Better yet, buy two so you don't have a SPOF.
A few comments on the larger issue of how to distribute information...
Broadcast is anathema to many network administrators, and in some networks
it's simply not available, so arguments about X% of total network bandwidth
are meaningless. Having every node send to N peers is pretty non-scalable
too. A ring, tree, mesh, torus, or N-dimensional cube is likely to be much
more efficient, and the difficulty of maintaining any of these structures
can be surprisingly low. At a theoretical level I'm a little leery of
MOSIX-like diffusion models that do not provide a *guarantee* that
information will get from X to Y in a timely manner, but as a practical
matter it seems to work quite well and it certainly scales.

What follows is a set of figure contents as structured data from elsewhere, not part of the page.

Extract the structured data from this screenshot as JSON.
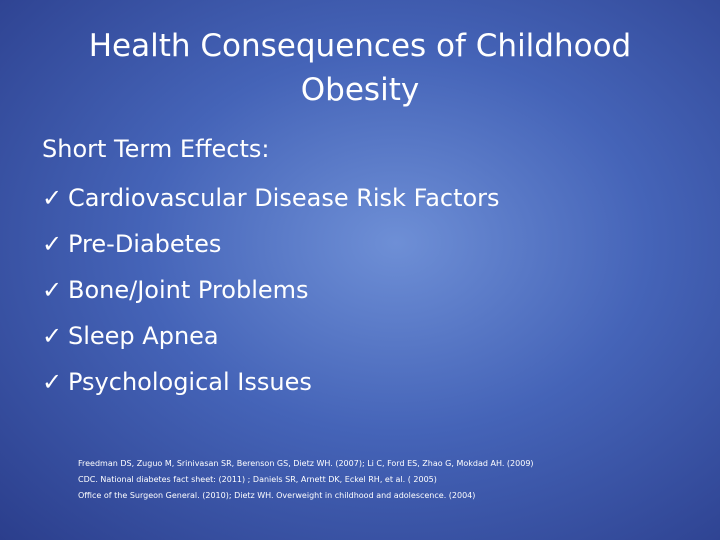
{
  "title": "Health Consequences of Childhood Obesity",
  "intro": "Short Term Effects:",
  "items": [
    "Cardiovascular Disease Risk Factors",
    "Pre-Diabetes",
    "Bone/Joint Problems",
    "Sleep Apnea",
    "Psychological Issues"
  ],
  "references": [
    "Freedman DS, Zuguo M, Srinivasan SR, Berenson GS, Dietz WH. (2007); Li C, Ford ES, Zhao G, Mokdad AH. (2009)",
    "CDC. National diabetes fact sheet: (2011) ; Daniels SR, Arnett DK, Eckel RH, et al. ( 2005)",
    "Office of the Surgeon General. (2010); Dietz WH. Overweight in childhood and adolescence. (2004)"
  ]
}
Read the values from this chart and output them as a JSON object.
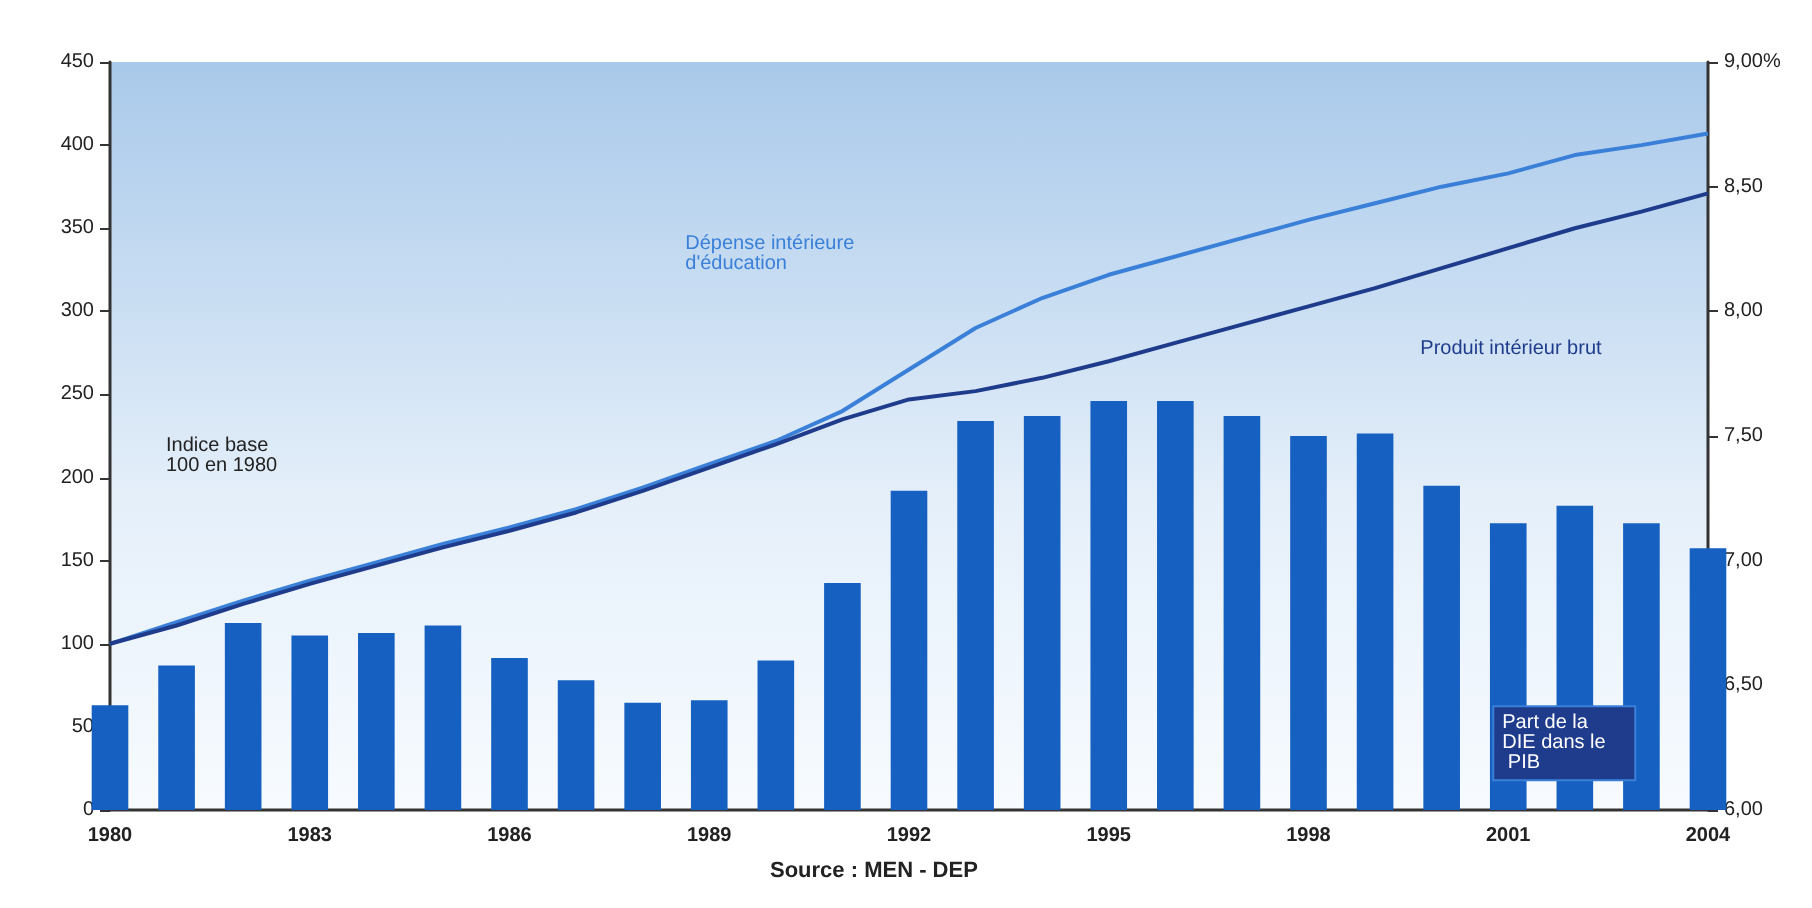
{
  "chart_data": {
    "type": "bar",
    "categories": [
      "1980",
      null,
      null,
      "1983",
      null,
      null,
      "1986",
      null,
      null,
      "1989",
      null,
      null,
      "1992",
      null,
      null,
      "1995",
      null,
      null,
      "1998",
      null,
      null,
      "2001",
      null,
      null,
      "2004"
    ],
    "series": [
      {
        "name": "Part de la DIE dans le PIB",
        "axis": "y2",
        "color": "#1560c0",
        "values": [
          6.42,
          6.58,
          6.75,
          6.7,
          6.71,
          6.74,
          6.61,
          6.52,
          6.43,
          6.44,
          6.6,
          6.91,
          7.28,
          7.56,
          7.58,
          7.64,
          7.64,
          7.58,
          7.5,
          7.51,
          7.3,
          7.15,
          7.22,
          7.15,
          7.05
        ]
      },
      {
        "name": "Dépense intérieure d'éducation",
        "type": "line",
        "color": "#3a80d8",
        "values": [
          100,
          113,
          126,
          138,
          149,
          160,
          170,
          181,
          194,
          208,
          222,
          240,
          265,
          290,
          308,
          322,
          333,
          344,
          355,
          365,
          375,
          383,
          394,
          400,
          407
        ]
      },
      {
        "name": "Produit intérieur brut",
        "type": "line",
        "color": "#1f3c8c",
        "values": [
          100,
          111,
          124,
          136,
          147,
          158,
          168,
          179,
          192,
          206,
          220,
          235,
          247,
          252,
          260,
          270,
          281,
          292,
          303,
          314,
          326,
          338,
          350,
          360,
          371
        ]
      }
    ],
    "ylim": [
      0,
      450
    ],
    "yticks": [
      0,
      50,
      100,
      150,
      200,
      250,
      300,
      350,
      400,
      450
    ],
    "y2lim": [
      6,
      9
    ],
    "y2ticks": [
      {
        "value": 6,
        "label": "6,00"
      },
      {
        "value": 6.5,
        "label": "6,50"
      },
      {
        "value": 7,
        "label": "7,00"
      },
      {
        "value": 7.5,
        "label": "7,50"
      },
      {
        "value": 8,
        "label": "8,00"
      },
      {
        "value": 8.5,
        "label": "8,50"
      },
      {
        "value": 9,
        "label": "9,00%"
      }
    ],
    "annotations": [
      "Indice base 100 en 1980",
      "Source : MEN - DEP"
    ],
    "grid": false,
    "legend": false,
    "marker": "none",
    "line_style": "solid"
  }
}
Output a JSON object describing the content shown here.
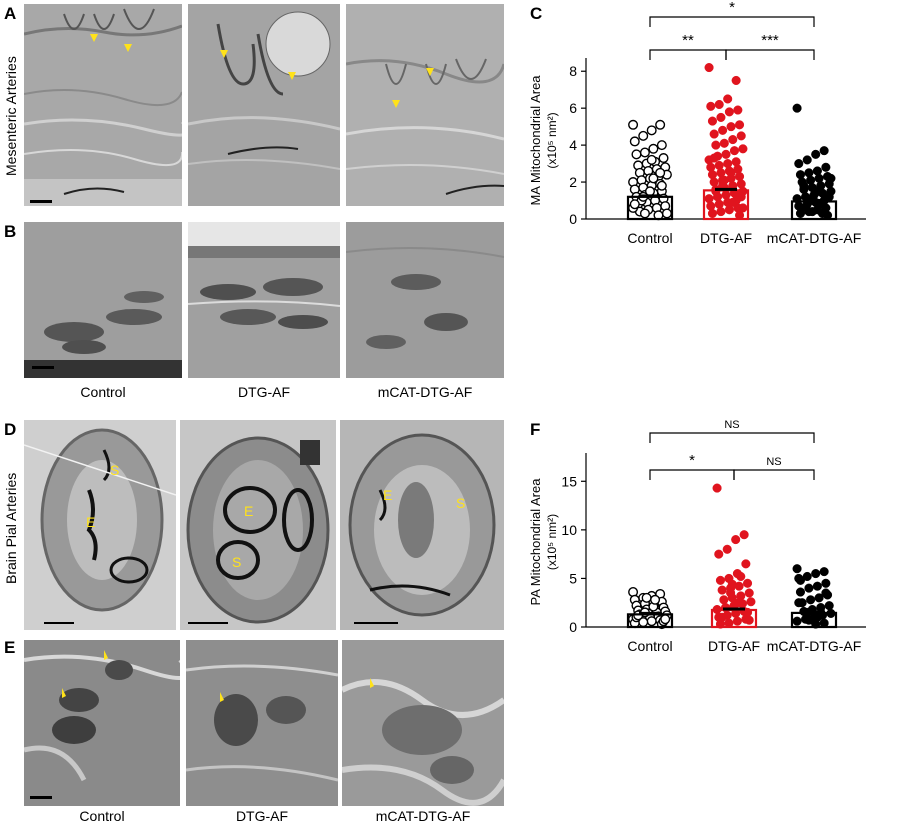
{
  "panels": {
    "A": {
      "letter": "A",
      "rowlabel": "Mesenteric Arteries"
    },
    "B": {
      "letter": "B"
    },
    "C": {
      "letter": "C"
    },
    "D": {
      "letter": "D",
      "rowlabel": "Brain Pial Arteries"
    },
    "E": {
      "letter": "E"
    },
    "F": {
      "letter": "F"
    }
  },
  "conditions": [
    "Control",
    "DTG-AF",
    "mCAT-DTG-AF"
  ],
  "micro_labels": {
    "E": "E",
    "S": "S"
  },
  "chart_data": [
    {
      "type": "bar",
      "panel": "C",
      "categories": [
        "Control",
        "DTG-AF",
        "mCAT-DTG-AF"
      ],
      "values": [
        1.2,
        1.55,
        0.95
      ],
      "ylabel": "MA Mitochondrial Area",
      "ylabel_unit": "(x10⁵ nm²)",
      "ylim": [
        0,
        8.5
      ],
      "yticks": [
        0,
        2,
        4,
        6,
        8
      ],
      "colors": [
        "#000000",
        "#e0141e",
        "#000000"
      ],
      "significance": [
        {
          "from": 0,
          "to": 1,
          "label": "**"
        },
        {
          "from": 1,
          "to": 2,
          "label": "***"
        },
        {
          "from": 0,
          "to": 2,
          "label": "*"
        }
      ],
      "points": [
        [
          5.1,
          5.1,
          4.8,
          4.5,
          4.2,
          4.0,
          3.8,
          3.6,
          3.5,
          3.3,
          3.1,
          3.0,
          2.9,
          2.8,
          2.7,
          2.6,
          2.5,
          2.4,
          2.3,
          2.2,
          2.1,
          2.0,
          1.9,
          1.8,
          1.7,
          1.6,
          1.5,
          1.4,
          1.3,
          1.2,
          1.1,
          1.0,
          0.9,
          0.8,
          0.7,
          0.6,
          0.5,
          0.4,
          0.3,
          0.2,
          1.5,
          1.0,
          0.6,
          2.5,
          3.2,
          1.2,
          0.8,
          1.8,
          2.2,
          0.3
        ],
        [
          8.2,
          7.5,
          6.5,
          6.2,
          6.1,
          5.9,
          5.8,
          5.5,
          5.3,
          5.1,
          5.0,
          4.8,
          4.6,
          4.5,
          4.3,
          4.1,
          4.0,
          3.8,
          3.7,
          3.5,
          3.4,
          3.2,
          3.1,
          3.0,
          2.9,
          2.8,
          2.7,
          2.6,
          2.5,
          2.4,
          2.3,
          2.2,
          2.1,
          2.0,
          1.9,
          1.8,
          1.7,
          1.6,
          1.5,
          1.4,
          1.3,
          1.2,
          1.1,
          1.0,
          0.9,
          0.8,
          0.7,
          0.6,
          0.5,
          0.4,
          0.3,
          0.2,
          2.5,
          1.8,
          3.3,
          1.2,
          0.9,
          2.1,
          1.5,
          0.6
        ],
        [
          6.0,
          3.7,
          3.5,
          3.2,
          3.0,
          2.8,
          2.6,
          2.5,
          2.4,
          2.3,
          2.2,
          2.1,
          2.0,
          1.9,
          1.8,
          1.7,
          1.6,
          1.5,
          1.4,
          1.3,
          1.2,
          1.1,
          1.0,
          0.9,
          0.8,
          0.7,
          0.6,
          0.5,
          0.4,
          0.3,
          0.2,
          1.5,
          1.0,
          0.6,
          1.2,
          0.8,
          0.4,
          1.8,
          2.2,
          0.3
        ]
      ]
    },
    {
      "type": "bar",
      "panel": "F",
      "categories": [
        "Control",
        "DTG-AF",
        "mCAT-DTG-AF"
      ],
      "values": [
        1.3,
        1.75,
        1.45
      ],
      "ylabel": "PA Mitochondrial Area",
      "ylabel_unit": "(x10⁵ nm²)",
      "ylim": [
        0,
        17.5
      ],
      "yticks": [
        0,
        5,
        10,
        15
      ],
      "colors": [
        "#000000",
        "#e0141e",
        "#000000"
      ],
      "significance": [
        {
          "from": 0,
          "to": 1,
          "label": "*"
        },
        {
          "from": 1,
          "to": 2,
          "label": "NS"
        },
        {
          "from": 0,
          "to": 2,
          "label": "NS"
        }
      ],
      "points": [
        [
          3.6,
          3.4,
          3.2,
          3.0,
          2.8,
          2.6,
          2.5,
          2.4,
          2.2,
          2.0,
          1.9,
          1.8,
          1.7,
          1.6,
          1.5,
          1.4,
          1.3,
          1.2,
          1.1,
          1.0,
          0.9,
          0.8,
          0.7,
          0.6,
          0.5,
          0.4,
          0.3,
          2.1,
          1.5,
          1.0,
          0.6,
          2.8,
          3.0,
          1.2,
          0.8
        ],
        [
          14.3,
          9.5,
          9.0,
          8.0,
          7.5,
          6.5,
          5.5,
          5.0,
          4.8,
          4.5,
          4.2,
          4.0,
          3.8,
          3.5,
          3.2,
          3.0,
          2.8,
          2.6,
          2.4,
          2.2,
          2.0,
          1.8,
          1.6,
          1.4,
          1.2,
          1.0,
          0.8,
          0.6,
          0.4,
          0.3,
          1.5,
          2.5,
          3.5,
          1.0,
          0.7,
          5.2,
          4.4
        ],
        [
          6.0,
          5.7,
          5.5,
          5.2,
          5.0,
          4.5,
          4.2,
          4.0,
          3.6,
          3.3,
          3.0,
          2.8,
          2.5,
          2.2,
          2.0,
          1.8,
          1.6,
          1.4,
          1.2,
          1.0,
          0.8,
          0.6,
          0.4,
          0.3,
          1.5,
          2.5,
          3.5,
          1.0,
          0.7,
          4.8
        ]
      ]
    }
  ]
}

Should resource information be piggybacked on heartbeats? Probably not,
IMO. They have different requirements for reliability, bounded delivery
time, etc. Heartbeats should remain reasonably small and must be processed
expeditiously, whereas resource advertisements might be arbitrarily large
and are not time-critical. Having a receiver delay handling of heartbeat N
because it's still processing the resource information from heartbeat N-1
would be unacceptable, and you just know that many receiver implementations
would end up doing just that.
There's enough in common between the two problems that maybe there's some
common mechanism that could be used for both, perhaps using a QoS/priority
notion to deal with the differences. But just dumping the resource info on
top of the heartbeats strikes me as a mistake.